Here are some points I consider working on at some point:

- No matter how hard I tried, I am stuck on understanding the block Wiedemann algorithm.
	For now, the best I can do is the scalar one, with some optimizations. Namely, I
	use binary encoding of the blocks of vectors to compute matrix-vector product very
	efficiently. Then, for each scalar sequence, I compute its generator using scalar
	Berlekamp-Massey algorithm, and use it to update the minimal polynomial of the matrix.
	I consider working some way to compute the matrix generator of the matrix sequence
	through some algorithm (matrix Berlekamp-Massey or some other).

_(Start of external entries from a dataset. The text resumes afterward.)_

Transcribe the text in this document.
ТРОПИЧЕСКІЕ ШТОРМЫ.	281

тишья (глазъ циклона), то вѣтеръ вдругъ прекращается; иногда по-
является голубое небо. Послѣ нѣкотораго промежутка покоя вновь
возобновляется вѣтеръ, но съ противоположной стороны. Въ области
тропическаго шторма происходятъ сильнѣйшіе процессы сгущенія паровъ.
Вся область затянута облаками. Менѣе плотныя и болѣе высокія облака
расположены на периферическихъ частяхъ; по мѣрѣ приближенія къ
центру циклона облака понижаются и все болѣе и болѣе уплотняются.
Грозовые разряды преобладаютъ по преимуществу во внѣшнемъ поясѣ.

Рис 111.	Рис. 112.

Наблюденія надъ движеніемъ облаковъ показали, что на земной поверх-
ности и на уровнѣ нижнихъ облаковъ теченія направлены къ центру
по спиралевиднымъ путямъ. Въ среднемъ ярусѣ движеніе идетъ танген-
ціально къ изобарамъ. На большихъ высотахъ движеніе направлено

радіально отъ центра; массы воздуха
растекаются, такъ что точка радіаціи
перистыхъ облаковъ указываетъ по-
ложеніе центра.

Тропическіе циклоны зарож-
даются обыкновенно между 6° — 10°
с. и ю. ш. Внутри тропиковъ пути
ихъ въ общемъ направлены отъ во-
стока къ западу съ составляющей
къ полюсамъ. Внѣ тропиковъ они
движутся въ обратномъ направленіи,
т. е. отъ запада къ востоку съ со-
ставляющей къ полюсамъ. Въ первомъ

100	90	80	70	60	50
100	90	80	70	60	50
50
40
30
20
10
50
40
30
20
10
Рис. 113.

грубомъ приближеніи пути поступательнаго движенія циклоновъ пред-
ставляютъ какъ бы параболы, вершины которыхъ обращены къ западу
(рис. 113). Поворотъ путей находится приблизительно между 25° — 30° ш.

- I have to make the linear algebra step more parallel. Even though it is the fastest of the
	two main steps of the algorithm, no one likes to wait if it is possible to go faster.

Here are the next steps:

- I still have to implement many features : naive smoothness test, choose how many cpu are used
	for sieving, adding gaussian elimination and block Lanczos algorithms for the linear
	algebra step.

- I have to continue cleaning up the code.

- Add a config file.

- Finally, implement the GNFS algorithm in C.